Gli studi di settore per risolvere l'incognita dell'Irap dei piccoli
Il nostro ordinamento tributario ha sempre dato rilevanza alle modalità di esercizio delle attività economiche indipendenti. Prima del 1974 avevamo le categorie dell'imposta di ricchezza mobile, cui si ricollegava una diversa aliquota di tassazione: categoria B per le imprese e categoria C1 per i redditi delle persone fisiche prodotti nell'esercizio di arti, di professioni e di imprese organizzate prevalentemente con il lavoro proprio del contribuente e dei componenti della famiglia. Poi si passò all'Ilor, la cui soggettività fu per anni sofferta al pari dell'Irap, arrivando ad una disposizione di legge che ne esentava i titolari di reddito di lavoro autonomo (anche se la Corte costituzionale aveva considerato esenti da questo tributo solo quelli non organizzati ad impresa, cioè senza una significativa struttura di uomini e mezzi), poi estesa alle imprese con un numero di addetti sino a tre, compreso il titolare o i soci.
I presupposti
L'Irap si fonda sulla nozione di «autonoma organizzazione», che l'amministrazione finanziaria aveva, per evidenti motivi di gettito, interpretato come "organizzazione autonoma", sostenendo che questo tributo fosse dovuto da chiunque operasse in modo non dipendente da altri, di fatto purché titolare di partita Iva. La Corte costituzionale prima e la Cassazione poi hanno invece ribadito che il tributo va pagato solo da chi dispone di una propria struttura, idonea a potenziare la sua capacità di guadagno.

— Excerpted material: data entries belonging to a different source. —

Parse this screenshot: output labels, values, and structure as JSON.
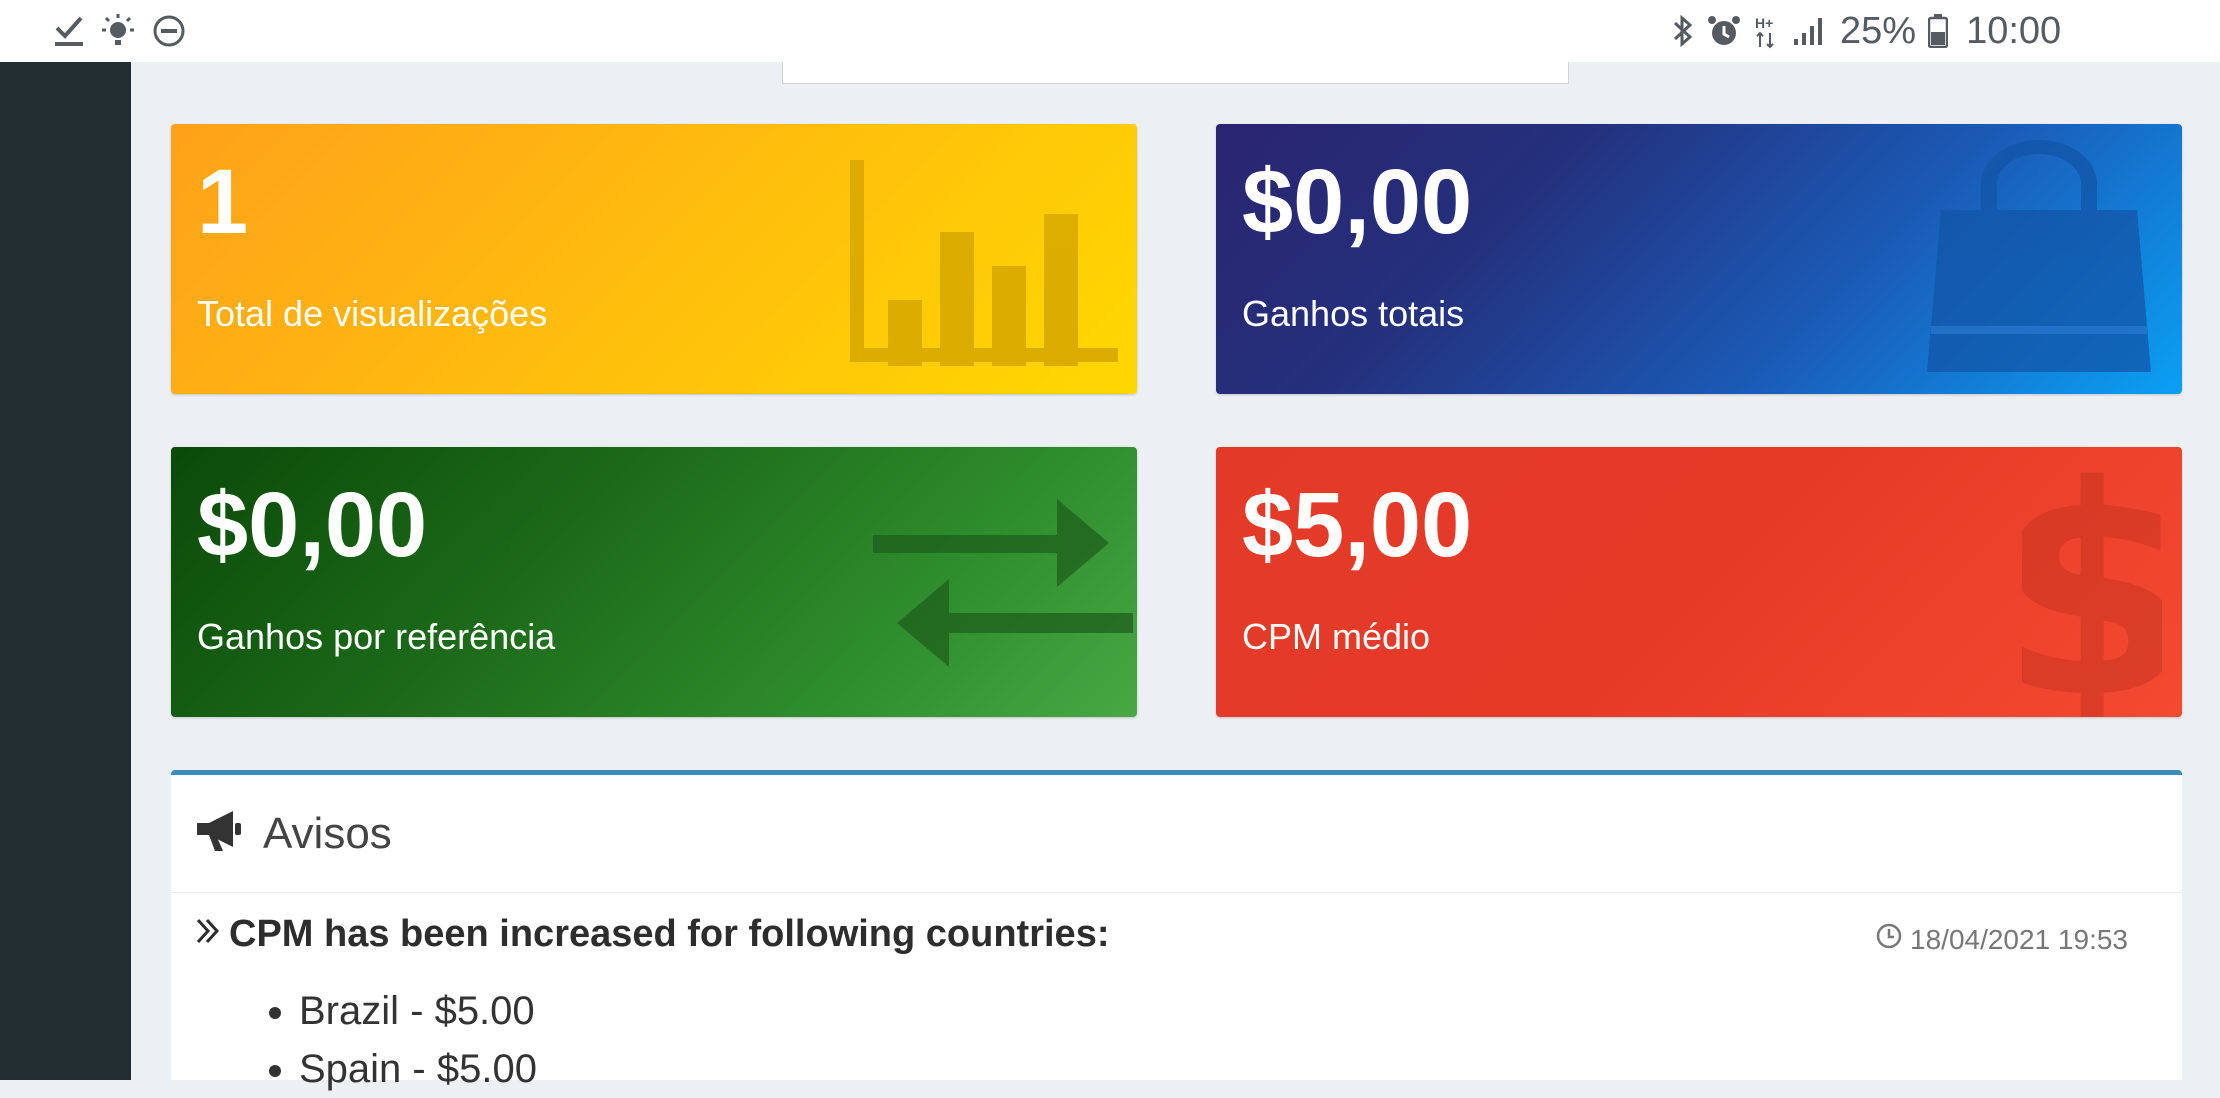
{
  "status_bar": {
    "battery_percent": "25%",
    "time": "10:00",
    "network_label": "H+"
  },
  "stats": [
    {
      "value": "1",
      "label": "Total de visualizações",
      "icon": "bar-chart-icon",
      "color": "#ffb10e"
    },
    {
      "value": "$0,00",
      "label": "Ganhos totais",
      "icon": "shopping-bag-icon",
      "color": "#1d4fa8"
    },
    {
      "value": "$0,00",
      "label": "Ganhos por referência",
      "icon": "exchange-arrows-icon",
      "color": "#1f6f1c"
    },
    {
      "value": "$5,00",
      "label": "CPM médio",
      "icon": "dollar-icon",
      "color": "#e83e2a"
    }
  ],
  "notices": {
    "title": "Avisos",
    "items": [
      {
        "title": "CPM has been increased for following countries:",
        "date": "18/04/2021 19:53",
        "countries": [
          "Brazil - $5.00",
          "Spain - $5.00"
        ]
      }
    ]
  },
  "colors": {
    "sidebar": "#222d32",
    "page_background": "#eceff4",
    "notices_accent": "#3c8dbc"
  }
}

Questa lettura viene dai lavori preparatori dell'imposta, che ci rifiutiamo di chiamare «regionale», perché – come ha più volte ribadito la giurisprudenza - è disciplinata unicamente dalla normativa nazionale, e le regioni possono solo stabilire aliquota ed esenzioni nell'ambito della disciplina erariale. Tornando al presupposto del tributo si parlò all'epoca di «dominio dei fattori produttivi» (intervento del professor Franco Gallo ne Il Sole 24 Ore del 3 maggio 1997), come a dire che si può produrre reddito anche se il titolare passa sei mesi all'anno ai Caraibi.

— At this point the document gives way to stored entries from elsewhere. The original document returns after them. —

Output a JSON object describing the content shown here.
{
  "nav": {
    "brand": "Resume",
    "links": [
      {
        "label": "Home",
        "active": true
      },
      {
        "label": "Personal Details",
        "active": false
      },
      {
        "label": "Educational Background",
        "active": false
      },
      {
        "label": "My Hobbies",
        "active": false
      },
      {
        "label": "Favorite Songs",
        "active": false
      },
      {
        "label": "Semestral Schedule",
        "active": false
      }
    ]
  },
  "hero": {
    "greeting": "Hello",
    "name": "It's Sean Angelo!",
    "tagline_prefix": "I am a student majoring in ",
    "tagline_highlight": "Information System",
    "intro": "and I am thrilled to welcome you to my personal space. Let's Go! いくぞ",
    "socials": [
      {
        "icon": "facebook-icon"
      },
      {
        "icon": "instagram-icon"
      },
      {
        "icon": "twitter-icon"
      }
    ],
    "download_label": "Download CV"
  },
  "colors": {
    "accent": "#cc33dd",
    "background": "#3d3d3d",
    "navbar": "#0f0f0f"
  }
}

Nasce qui – come previsto dalla recente direttiva dell'agenzia delle Entrate – il tema della rilevanza dei collaboratori di chi lavora in proprio: non dimentichiamo che in Italia sia aprono ogni anno mezzo milione di partite Iva. Uno dei temi ricorrenti riguarda la qualificazione del dipendente: deve avere competenze specifiche, tali da collaborare concretamente nel risultato dell'opera del titolare, o fa scattare l'Irap anche un modesto collaboratore, magari part time, che si limita a rispondere al telefono?
La delega
La legge delega in corso di attuazione prevede una specifica disposizione sulla soggettività Irap, per chiarire la nozione di autonoma organizzazione, anche mediante la definizione di criteri oggettivi, adeguandola ai più consolidati princìpi desumibili dalla fonte giurisprudenziale.
Diciamo che di consolidato non c'è molto, in quanto la giurisprudenza è tuttora altamente oscillante: le decisioni si alternano in presenza di un collaboratore d'ordine, o per l'appartenenza ad uno studio associato. Non ci sono dubbi sulla irrilevanza dei beni per l'esercizio dell'attività, purché «indispensabili» (ma chi lo decide?) e sul fatto che l'entità dei compensi non sia un presupposto per l'applicazione del tributo.
Non sarà pertanto facile il compito del legislatore delegato. Qualche punto fermo può riguardare:
1) la tipologia del contribuente (lavoratore autonomo, ditta individuale, società di persone);
2) il numero complessivo degli addetti, compresi i soci e gli associati, senza distinguere in merito alla loro qualificazione, in quanto pur non essendo corretto assimilare tutte le tipologie di collaboratori, la loro distinzione sarebbe altamente opinabile;
3) l'entità del capitale investito, che deve essere differenziata in relazione all'attività esercitata.
Anche questo calcolo non è semplice, ma non dimentichiamo che la decisione sulla soggettività Irap ha uno strumento formidabile: gli studi di settore.